Planta Med 2013; 79 - P83
DOI: 10.1055/s-0033-1336525

Chemical and Antioxidant Evaluation of Star Apple Fruit (Chrysophyllum albidum) Crude Extracts

NOA Imaga 1, EE Urua 1
  • 1Department of Biochemistry, College of Medicine, University of Lagos, P.M.B. 12003, Lagos, Nigeria

The physicochemical, antioxidant properties, vitamins and minerals composition of star apple fruit (Chrysophyllum albidum) a seasonal tropical rainforest tree [1] were analyzed [2] and revealed the proximate composition as moisture (48.38 and 47.02%), crude protein (2.75 and 2.68%), carbohydrate (24.26 and 25.17%), ash (4.175 and 4.68%), crude fat (10.94 and 10.79%) and energy value (206.50 and 208.53 Kcal) for ethanolic and aqueous extract. 100 g mineral composition (mg) of the fruit contains sodium (123.05), iron (42.45), zinc (34.45), magnesium (34.05), calcium (24.55), manganese (4.1) and potassium (2.05).

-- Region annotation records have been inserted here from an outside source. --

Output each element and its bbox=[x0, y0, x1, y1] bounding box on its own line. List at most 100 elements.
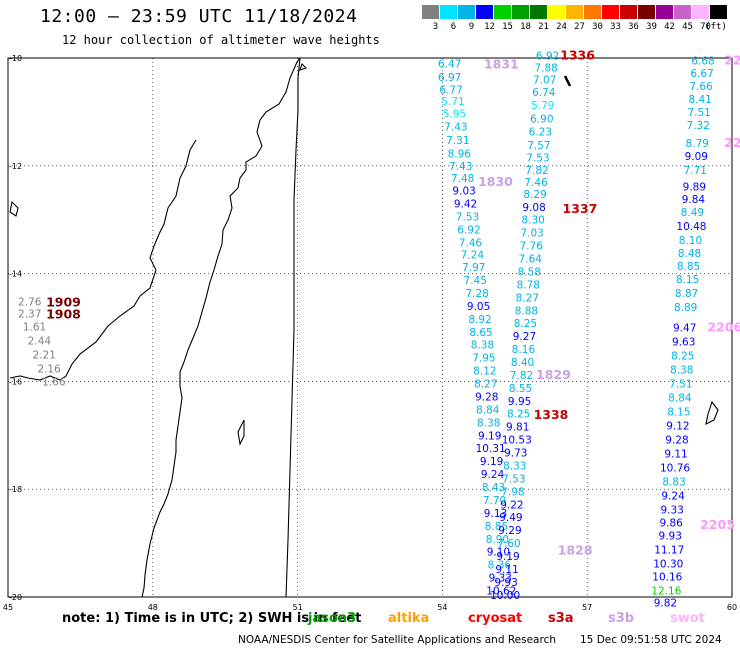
wave-height-label[interactable]: 8.43 bbox=[482, 482, 505, 494]
wave-height-label[interactable]: 7.31 bbox=[446, 135, 469, 147]
wave-height-label[interactable]: 2.37 bbox=[18, 308, 41, 320]
wave-height-label[interactable]: 8.48 bbox=[678, 248, 701, 260]
wave-height-label[interactable]: 7.43 bbox=[444, 121, 467, 133]
wave-height-label[interactable]: 9.73 bbox=[504, 448, 527, 460]
wave-height-label[interactable]: 9.11 bbox=[664, 449, 687, 461]
wave-height-label[interactable]: 7.82 bbox=[510, 370, 533, 382]
wave-height-label[interactable]: 6.90 bbox=[530, 113, 553, 125]
wave-height-label[interactable]: 8.65 bbox=[469, 327, 492, 339]
wave-height-label[interactable]: 7.46 bbox=[524, 177, 548, 189]
wave-height-label[interactable]: 9.03 bbox=[452, 186, 475, 198]
wave-height-label[interactable]: 7.46 bbox=[459, 237, 483, 249]
wave-height-label[interactable]: 9.19 bbox=[478, 430, 501, 442]
wave-height-label[interactable]: 5.95 bbox=[443, 109, 466, 121]
wave-height-label[interactable]: 6.92 bbox=[536, 50, 559, 62]
wave-height-label[interactable]: 8.15 bbox=[667, 407, 690, 419]
wave-height-label[interactable]: 9.47 bbox=[673, 323, 696, 335]
wave-height-label[interactable]: 8.79 bbox=[686, 138, 709, 150]
wave-height-label[interactable]: 8.38 bbox=[471, 340, 494, 352]
wave-height-label[interactable]: 8.29 bbox=[523, 189, 546, 201]
wave-height-label[interactable]: 8.12 bbox=[473, 366, 496, 378]
wave-height-label[interactable]: 9.93 bbox=[494, 577, 517, 589]
wave-height-label[interactable]: 7.57 bbox=[527, 140, 550, 152]
wave-height-label[interactable]: 2.76 bbox=[18, 297, 42, 309]
wave-height-label[interactable]: 9.24 bbox=[481, 469, 505, 481]
wave-height-label[interactable]: 7.51 bbox=[669, 379, 692, 391]
wave-height-label[interactable]: 5.79 bbox=[531, 100, 554, 112]
wave-height-label[interactable]: 8.25 bbox=[507, 409, 530, 421]
wave-height-label[interactable]: 9.22 bbox=[500, 499, 523, 511]
wave-height-label[interactable]: 7.88 bbox=[534, 63, 557, 75]
wave-height-label[interactable]: 8.27 bbox=[474, 379, 497, 391]
wave-height-label[interactable]: 7.71 bbox=[684, 165, 707, 177]
wave-height-label[interactable]: 10.30 bbox=[653, 559, 683, 571]
wave-height-label[interactable]: 9.11 bbox=[495, 564, 518, 576]
wave-height-label[interactable]: 6.74 bbox=[532, 87, 556, 99]
wave-height-label[interactable]: 7.60 bbox=[497, 538, 520, 550]
wave-height-label[interactable]: 9.33 bbox=[660, 505, 683, 517]
wave-height-label[interactable]: 7.48 bbox=[451, 173, 474, 185]
wave-height-label[interactable]: 10.53 bbox=[502, 435, 532, 447]
wave-height-label[interactable]: 8.27 bbox=[516, 292, 539, 304]
wave-height-label[interactable]: 8.90 bbox=[486, 534, 509, 546]
wave-height-label[interactable]: 7.98 bbox=[501, 486, 524, 498]
wave-height-label[interactable]: 10.31 bbox=[476, 443, 506, 455]
wave-height-label[interactable]: 9.19 bbox=[480, 456, 503, 468]
wave-height-label[interactable]: 9.28 bbox=[665, 435, 688, 447]
wave-height-label[interactable]: 7.76 bbox=[520, 241, 544, 253]
wave-height-label[interactable]: 7.24 bbox=[461, 250, 485, 262]
wave-height-label[interactable]: 7.07 bbox=[533, 75, 556, 87]
wave-height-label[interactable]: 8.49 bbox=[681, 207, 704, 219]
wave-height-label[interactable]: 7.51 bbox=[687, 107, 710, 119]
wave-height-label[interactable]: 8.38 bbox=[477, 417, 500, 429]
wave-height-label[interactable]: 7.53 bbox=[456, 211, 479, 223]
wave-height-label[interactable]: 9.08 bbox=[522, 202, 545, 214]
wave-height-label[interactable]: 9.09 bbox=[685, 151, 708, 163]
wave-height-label[interactable]: 9.82 bbox=[654, 597, 677, 609]
wave-height-label[interactable]: 9.33 bbox=[489, 573, 512, 585]
wave-height-label[interactable]: 12.16 bbox=[651, 586, 681, 598]
wave-height-label[interactable]: 8.89 bbox=[674, 302, 697, 314]
wave-height-label[interactable]: 9.95 bbox=[508, 396, 531, 408]
wave-height-label[interactable]: 8.40 bbox=[511, 357, 534, 369]
wave-height-label[interactable]: 9.63 bbox=[672, 337, 695, 349]
wave-height-label[interactable]: 8.58 bbox=[518, 266, 541, 278]
wave-height-label[interactable]: 7.03 bbox=[520, 228, 543, 240]
wave-height-label[interactable]: 7.66 bbox=[689, 81, 713, 93]
wave-height-label[interactable]: 8.87 bbox=[675, 288, 698, 300]
wave-height-label[interactable]: 7.95 bbox=[472, 353, 495, 365]
wave-height-label[interactable]: 8.25 bbox=[514, 318, 537, 330]
wave-height-label[interactable]: 2.16 bbox=[37, 363, 61, 375]
wave-height-label[interactable]: 9.81 bbox=[506, 422, 529, 434]
wave-height-label[interactable]: 9.28 bbox=[475, 391, 498, 403]
wave-height-label[interactable]: 8.85 bbox=[485, 521, 508, 533]
wave-height-label[interactable]: 9.24 bbox=[661, 491, 685, 503]
wave-height-label[interactable]: 8.88 bbox=[515, 305, 538, 317]
wave-height-label[interactable]: 8.10 bbox=[679, 235, 702, 247]
wave-height-label[interactable]: 7.43 bbox=[449, 161, 472, 173]
wave-height-label[interactable]: 9.93 bbox=[659, 531, 682, 543]
wave-height-label[interactable]: 1.66 bbox=[42, 376, 66, 388]
wave-height-label[interactable]: 10.16 bbox=[652, 572, 682, 584]
wave-height-label[interactable]: 8.96 bbox=[448, 148, 472, 160]
wave-height-label[interactable]: 10.48 bbox=[676, 221, 706, 233]
wave-height-label[interactable]: 8.15 bbox=[676, 274, 699, 286]
wave-height-label[interactable]: 6.68 bbox=[691, 56, 714, 68]
wave-height-label[interactable]: 9.05 bbox=[467, 301, 490, 313]
wave-height-label[interactable]: 7.64 bbox=[519, 254, 543, 266]
wave-height-label[interactable]: 8.55 bbox=[509, 383, 532, 395]
wave-height-label[interactable]: 9.89 bbox=[683, 181, 706, 193]
wave-height-label[interactable]: 9.19 bbox=[496, 551, 519, 563]
wave-height-label[interactable]: 6.47 bbox=[438, 58, 461, 70]
wave-height-label[interactable]: 7.97 bbox=[462, 262, 485, 274]
wave-height-label[interactable]: 8.30 bbox=[521, 215, 544, 227]
wave-height-label[interactable]: 8.84 bbox=[668, 393, 692, 405]
wave-height-label[interactable]: 2.44 bbox=[28, 335, 52, 347]
wave-height-label[interactable]: 2.21 bbox=[33, 349, 56, 361]
wave-height-label[interactable]: 9.42 bbox=[454, 199, 477, 211]
wave-height-label[interactable]: 7.82 bbox=[525, 165, 548, 177]
wave-height-label[interactable]: 8.38 bbox=[670, 365, 693, 377]
wave-height-label[interactable]: 8.84 bbox=[476, 404, 500, 416]
wave-height-label[interactable]: 6.92 bbox=[457, 224, 480, 236]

The vitamins analyzed in mg/100 g indicated vitamin K (35.36), vitamin (0.124), vitamin B1 (18.68), folate (2.02), vitamin C (3.084) and vitamin B6 (3.26). Tannins, phenols, flavonoids, cardiac glycosides, terpenoids, reducing sugar and phlobatannins were present in both extracts. Saponins, steroids and alkaloid only, were present in the aqueous extract. Anthraquinone was absent in both extracts. Ethanolic extract measured by percentage inhibition of DPPH scavenging activity, scavenged more free radicals compared to the aqueous extract. Reducing power increased remarkably at 75 µg/mL in the extracts. The ethanolic extract showed more reducing power than the aqueous at equal concentrations though significantly lower than the standard at that concentration (figure 1). Nitric oxide showed significant increase in the scavenging activity of the ethanolic extract at 75 µg/mL at p < 0.05 while there was a significant decrease in the scavenging activity of the aqueous extract. The ethanolic extract showed greater scavenging activity at all concentrations than the aqueous extract.

Fig. 1

Acknowledgements: Thanks go to Adenekan, SO Technologist Department of Biochemistry, University of Lagos for the laboratory. Partial support for this work was provided by Elder and Mrs. Urua E and Dr. and Mrs. Urua I, is gratefully acknowledged. References: [1] Okoli BJ, Okere OS (2010) Trans campus J Res in Nat Dev, 8(1): 1. [2] William H (2000) Official methods of Analysis of AOAC International. 17th ed. Gaithersburg, MD, USA, Official method, 999.11.